The scripts? Not bad. Not great, but not bad. (Here's one I wrote down: "She was one hard-boiled tomato, but when I found her she was half-boiled, martini in hand.") But the one I'm here to tell you about today is this little number from early in Season One:

Season 1, Episode 3.
Directed by Jim Lemmo and written by Chris Baena.
Almost any show produced between 1995 and 2000 had at least one episode where the cast struggled with the internet as a concept. This was Mike Hammer's. Even the DVD menu for the Mike Hammer, Private Eye set reflects it. See, there's one episode where I go to get internet lessons from Nikki Ziering. Can anyone anywhere imagine such a thing? People in 1997 could. She tells me I have to click the mouse twice, and I turn to her and say in a low voice "What if I click three times?"
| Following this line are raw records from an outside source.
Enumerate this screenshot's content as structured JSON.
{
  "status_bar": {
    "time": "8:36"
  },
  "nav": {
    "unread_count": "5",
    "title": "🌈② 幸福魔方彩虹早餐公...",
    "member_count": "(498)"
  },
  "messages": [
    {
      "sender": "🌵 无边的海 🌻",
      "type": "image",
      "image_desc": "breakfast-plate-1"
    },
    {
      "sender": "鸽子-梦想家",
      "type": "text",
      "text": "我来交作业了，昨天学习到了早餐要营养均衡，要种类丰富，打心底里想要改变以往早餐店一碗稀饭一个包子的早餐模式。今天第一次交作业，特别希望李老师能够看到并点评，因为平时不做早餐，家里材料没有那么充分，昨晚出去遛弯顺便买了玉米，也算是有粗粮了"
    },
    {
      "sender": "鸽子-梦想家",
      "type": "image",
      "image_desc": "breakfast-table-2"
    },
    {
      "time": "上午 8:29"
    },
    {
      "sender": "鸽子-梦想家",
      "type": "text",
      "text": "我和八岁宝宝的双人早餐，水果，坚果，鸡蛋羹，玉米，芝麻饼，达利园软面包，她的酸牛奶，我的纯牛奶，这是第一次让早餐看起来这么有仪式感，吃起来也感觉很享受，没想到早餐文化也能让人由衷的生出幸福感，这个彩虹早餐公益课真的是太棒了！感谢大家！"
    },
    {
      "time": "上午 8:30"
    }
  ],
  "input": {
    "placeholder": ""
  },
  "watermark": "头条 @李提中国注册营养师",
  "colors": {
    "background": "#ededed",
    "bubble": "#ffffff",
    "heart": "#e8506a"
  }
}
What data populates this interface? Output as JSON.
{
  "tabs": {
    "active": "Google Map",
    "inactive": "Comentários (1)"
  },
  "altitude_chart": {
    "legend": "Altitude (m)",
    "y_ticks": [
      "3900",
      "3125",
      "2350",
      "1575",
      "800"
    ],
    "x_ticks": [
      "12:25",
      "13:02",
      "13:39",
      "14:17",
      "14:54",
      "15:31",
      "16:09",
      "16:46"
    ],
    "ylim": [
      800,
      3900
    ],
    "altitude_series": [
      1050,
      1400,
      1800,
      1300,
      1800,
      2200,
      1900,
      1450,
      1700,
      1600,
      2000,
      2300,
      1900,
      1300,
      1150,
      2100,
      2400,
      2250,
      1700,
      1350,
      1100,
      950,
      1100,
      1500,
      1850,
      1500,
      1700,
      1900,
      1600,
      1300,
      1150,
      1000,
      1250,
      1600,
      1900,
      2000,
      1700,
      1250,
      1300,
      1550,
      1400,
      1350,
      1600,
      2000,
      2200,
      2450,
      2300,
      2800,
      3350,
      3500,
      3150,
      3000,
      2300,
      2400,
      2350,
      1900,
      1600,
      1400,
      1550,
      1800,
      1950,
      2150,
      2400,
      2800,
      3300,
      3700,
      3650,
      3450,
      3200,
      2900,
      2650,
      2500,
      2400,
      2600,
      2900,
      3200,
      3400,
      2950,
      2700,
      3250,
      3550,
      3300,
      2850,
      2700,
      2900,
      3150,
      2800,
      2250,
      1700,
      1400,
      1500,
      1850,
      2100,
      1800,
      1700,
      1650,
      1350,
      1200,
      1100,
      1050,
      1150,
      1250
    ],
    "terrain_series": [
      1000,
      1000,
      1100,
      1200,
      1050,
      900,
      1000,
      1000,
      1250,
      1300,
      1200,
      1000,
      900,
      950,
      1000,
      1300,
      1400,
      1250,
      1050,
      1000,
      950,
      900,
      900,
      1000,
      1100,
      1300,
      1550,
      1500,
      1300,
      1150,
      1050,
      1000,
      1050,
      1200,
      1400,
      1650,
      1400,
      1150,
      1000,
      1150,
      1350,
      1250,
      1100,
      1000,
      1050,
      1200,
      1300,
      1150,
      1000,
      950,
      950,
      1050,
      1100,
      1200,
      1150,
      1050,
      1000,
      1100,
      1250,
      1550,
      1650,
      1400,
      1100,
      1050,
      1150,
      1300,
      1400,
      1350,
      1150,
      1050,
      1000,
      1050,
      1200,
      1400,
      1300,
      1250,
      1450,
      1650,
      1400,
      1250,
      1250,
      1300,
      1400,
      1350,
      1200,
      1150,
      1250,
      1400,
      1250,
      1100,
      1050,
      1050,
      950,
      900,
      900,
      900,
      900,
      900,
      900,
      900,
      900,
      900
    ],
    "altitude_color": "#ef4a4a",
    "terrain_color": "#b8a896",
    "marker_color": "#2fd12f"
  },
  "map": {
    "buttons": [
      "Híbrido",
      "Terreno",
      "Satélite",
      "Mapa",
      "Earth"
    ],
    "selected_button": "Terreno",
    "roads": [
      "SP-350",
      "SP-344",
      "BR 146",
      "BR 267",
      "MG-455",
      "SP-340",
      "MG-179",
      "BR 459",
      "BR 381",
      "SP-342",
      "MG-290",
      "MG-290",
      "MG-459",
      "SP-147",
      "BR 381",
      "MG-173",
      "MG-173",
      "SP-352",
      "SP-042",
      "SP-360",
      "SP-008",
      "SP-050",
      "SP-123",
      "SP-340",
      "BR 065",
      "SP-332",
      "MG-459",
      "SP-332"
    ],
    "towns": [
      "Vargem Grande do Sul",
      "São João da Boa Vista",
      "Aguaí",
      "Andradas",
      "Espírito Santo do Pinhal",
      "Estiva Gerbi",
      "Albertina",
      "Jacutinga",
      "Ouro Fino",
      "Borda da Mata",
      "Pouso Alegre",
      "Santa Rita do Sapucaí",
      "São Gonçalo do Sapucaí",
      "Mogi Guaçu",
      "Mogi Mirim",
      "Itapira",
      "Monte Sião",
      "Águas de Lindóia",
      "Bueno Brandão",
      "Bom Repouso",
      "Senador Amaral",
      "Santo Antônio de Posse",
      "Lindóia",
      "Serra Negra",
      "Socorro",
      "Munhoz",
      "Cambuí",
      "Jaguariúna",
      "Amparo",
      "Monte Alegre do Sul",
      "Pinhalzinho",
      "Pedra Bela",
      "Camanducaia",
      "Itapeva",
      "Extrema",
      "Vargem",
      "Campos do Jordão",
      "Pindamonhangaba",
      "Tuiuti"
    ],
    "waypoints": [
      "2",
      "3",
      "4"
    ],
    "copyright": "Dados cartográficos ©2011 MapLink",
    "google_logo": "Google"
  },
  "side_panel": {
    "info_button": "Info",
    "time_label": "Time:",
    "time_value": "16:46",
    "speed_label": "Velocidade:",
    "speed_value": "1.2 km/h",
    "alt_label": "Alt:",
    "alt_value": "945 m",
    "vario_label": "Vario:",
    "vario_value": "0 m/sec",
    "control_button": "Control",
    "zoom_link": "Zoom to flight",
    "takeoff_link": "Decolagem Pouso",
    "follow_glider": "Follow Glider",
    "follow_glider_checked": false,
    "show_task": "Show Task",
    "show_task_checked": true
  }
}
This little back and forth plays every time you put in one of the discs or switch back to the menu. Which translates to hearing it something like way-too-many-goddamn-times if you sit down to watch the series. And hey, it makes sense for my character to both not understand the internet and to flirt with the teacher. I'm just saying, when you watch "www.murder" it's a relic of a very specific era in television production.

Our story begins:

Just another day in the office. Great, now I've got a fish and I have to share space with this Nick kid.
Turns out there are these girls disappearing who keep showing up on this horrendous-looking fake sex site.
I say a bunch of things like "speak English, would you?" whenever internet-ese is spoken to me. Suddenly Nick is some kind of expert. Never came up before. I tell him who cares; we've got Velda. We're sending her in undercover, like we usually do.

She discovers this creepy dude.
When I follow him around, I get clobbered, Batman-in-the-70s-style.
Barry shows up and tells me I'm in over my head. This fucking guy! He kidnaps confiscates Betsy.
Little did I know, but I've stumbled into an active FBI investigation, and my snooping around is compromising their agent on the inside. You think I let that stop me? If you do, you're probably the kind of jerk who thinks Generation Swine is the Crüe's best album. And I've got some fist estate in Omaha I'm ready to sell you.

I bring Nick in with me so he can look over the computers and tell me something. He gives them a thorough once-over.

...
...
"Yup - these computers are networked."
Then I make a joke about how these bodies are networked to the ceiling rafters. Cut to commercial.
This internet is serious goddamn business. I decide to bust my way in and rescue the FBI agent and punch some people. And stop some international computer rape what have you.

I find the agent's been deliberately doped up; her cover's blown. I get her out of there.
Barry gets his bust, and I get back Betsy. Then Bill Clinton and I spend a poignant moment with my voiceover thoughts and a picture of one of the victims before she was cybersexed.

R.I.P. kid.
If you think you've been cybersexed, get in touch with me. Don't waste another minute. I'll check the networks (or Nick will) and we'll get you sorted out before anything else happens. And the same goes for spam. It's a new world out there, and you've got to protect yourself. Goddamn right.

Well, so long.

The TV Tomb of Mystery is an ongoing attempt to stave off  acquisition of any more impulse-buy DVDs by taking better inventory of the ones already in hand.